Papalkar is known for providing the children in his care with a legal identity by giving them his own name. The Aadhaar cards of the children list their father's name as "Dr. Shankarbaba Pundlikrao Papalkar". He has also focused on their social integration by arranging marriages in the community. His work, which he has termed the "Vazzar Model," emphasizes self-help and mutual support among the children to foster a life of dignity.

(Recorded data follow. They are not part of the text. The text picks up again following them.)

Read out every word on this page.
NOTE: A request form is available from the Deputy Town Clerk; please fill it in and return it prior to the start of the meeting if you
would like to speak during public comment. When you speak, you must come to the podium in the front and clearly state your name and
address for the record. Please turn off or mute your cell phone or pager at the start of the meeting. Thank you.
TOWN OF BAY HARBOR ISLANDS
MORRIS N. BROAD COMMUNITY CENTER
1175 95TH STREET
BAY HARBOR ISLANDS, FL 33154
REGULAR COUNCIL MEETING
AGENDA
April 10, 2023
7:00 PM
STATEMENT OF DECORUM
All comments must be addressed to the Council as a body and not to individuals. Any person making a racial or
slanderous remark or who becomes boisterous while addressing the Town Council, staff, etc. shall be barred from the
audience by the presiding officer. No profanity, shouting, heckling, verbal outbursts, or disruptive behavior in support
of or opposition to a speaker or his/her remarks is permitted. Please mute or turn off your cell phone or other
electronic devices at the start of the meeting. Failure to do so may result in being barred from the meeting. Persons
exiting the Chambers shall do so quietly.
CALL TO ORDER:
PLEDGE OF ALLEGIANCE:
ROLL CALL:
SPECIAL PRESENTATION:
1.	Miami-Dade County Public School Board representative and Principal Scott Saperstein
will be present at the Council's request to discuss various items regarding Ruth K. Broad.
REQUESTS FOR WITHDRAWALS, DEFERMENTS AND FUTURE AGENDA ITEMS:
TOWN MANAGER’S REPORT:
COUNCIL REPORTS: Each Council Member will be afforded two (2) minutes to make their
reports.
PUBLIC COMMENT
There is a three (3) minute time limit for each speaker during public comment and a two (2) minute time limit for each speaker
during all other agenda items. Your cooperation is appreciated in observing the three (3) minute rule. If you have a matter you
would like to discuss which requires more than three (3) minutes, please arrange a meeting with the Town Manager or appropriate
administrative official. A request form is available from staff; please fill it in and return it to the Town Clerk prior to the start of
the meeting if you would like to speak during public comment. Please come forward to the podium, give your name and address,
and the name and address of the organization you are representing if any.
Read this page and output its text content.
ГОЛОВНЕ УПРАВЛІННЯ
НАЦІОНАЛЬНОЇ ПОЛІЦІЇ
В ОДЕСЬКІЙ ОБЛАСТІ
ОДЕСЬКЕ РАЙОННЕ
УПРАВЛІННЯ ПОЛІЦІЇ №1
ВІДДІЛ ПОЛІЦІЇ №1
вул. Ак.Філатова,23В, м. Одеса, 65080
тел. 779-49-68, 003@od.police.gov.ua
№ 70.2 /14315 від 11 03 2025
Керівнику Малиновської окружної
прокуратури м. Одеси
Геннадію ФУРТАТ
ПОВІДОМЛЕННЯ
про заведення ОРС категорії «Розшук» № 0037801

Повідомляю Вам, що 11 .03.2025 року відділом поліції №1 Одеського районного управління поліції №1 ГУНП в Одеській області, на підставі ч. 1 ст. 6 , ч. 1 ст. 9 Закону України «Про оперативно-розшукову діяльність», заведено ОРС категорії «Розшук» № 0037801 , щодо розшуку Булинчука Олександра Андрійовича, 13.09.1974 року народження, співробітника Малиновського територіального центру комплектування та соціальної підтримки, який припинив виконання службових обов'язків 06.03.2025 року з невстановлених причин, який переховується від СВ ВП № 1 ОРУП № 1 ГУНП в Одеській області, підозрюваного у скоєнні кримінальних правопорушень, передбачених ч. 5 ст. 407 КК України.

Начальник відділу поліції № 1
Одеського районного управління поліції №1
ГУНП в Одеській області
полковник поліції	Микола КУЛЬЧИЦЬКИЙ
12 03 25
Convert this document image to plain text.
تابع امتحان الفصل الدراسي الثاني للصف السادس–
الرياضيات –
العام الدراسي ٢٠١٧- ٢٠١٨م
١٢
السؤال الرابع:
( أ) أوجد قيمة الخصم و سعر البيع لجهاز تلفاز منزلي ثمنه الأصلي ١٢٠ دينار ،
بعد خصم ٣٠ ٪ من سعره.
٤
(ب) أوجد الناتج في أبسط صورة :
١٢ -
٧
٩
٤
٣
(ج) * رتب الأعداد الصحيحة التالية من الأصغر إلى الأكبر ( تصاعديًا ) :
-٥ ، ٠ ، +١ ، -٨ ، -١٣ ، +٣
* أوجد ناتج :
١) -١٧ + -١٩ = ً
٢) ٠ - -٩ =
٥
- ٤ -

Papalkar has also been a vocal advocate for a law concerning the rehabilitation of orphaned and mentally challenged individuals after they turn 18. He has also led environmental efforts at the ashram, planting around 15,000 trees on the land, which are cared for by the resident children.

== Awards and recognition ==
Papalkar was awarded Padma Shri in 2025 in recognition of his lifelong work. He also has an honorary D.Litt. from the Sant Gadge Baba Amravati University awarded in 2021.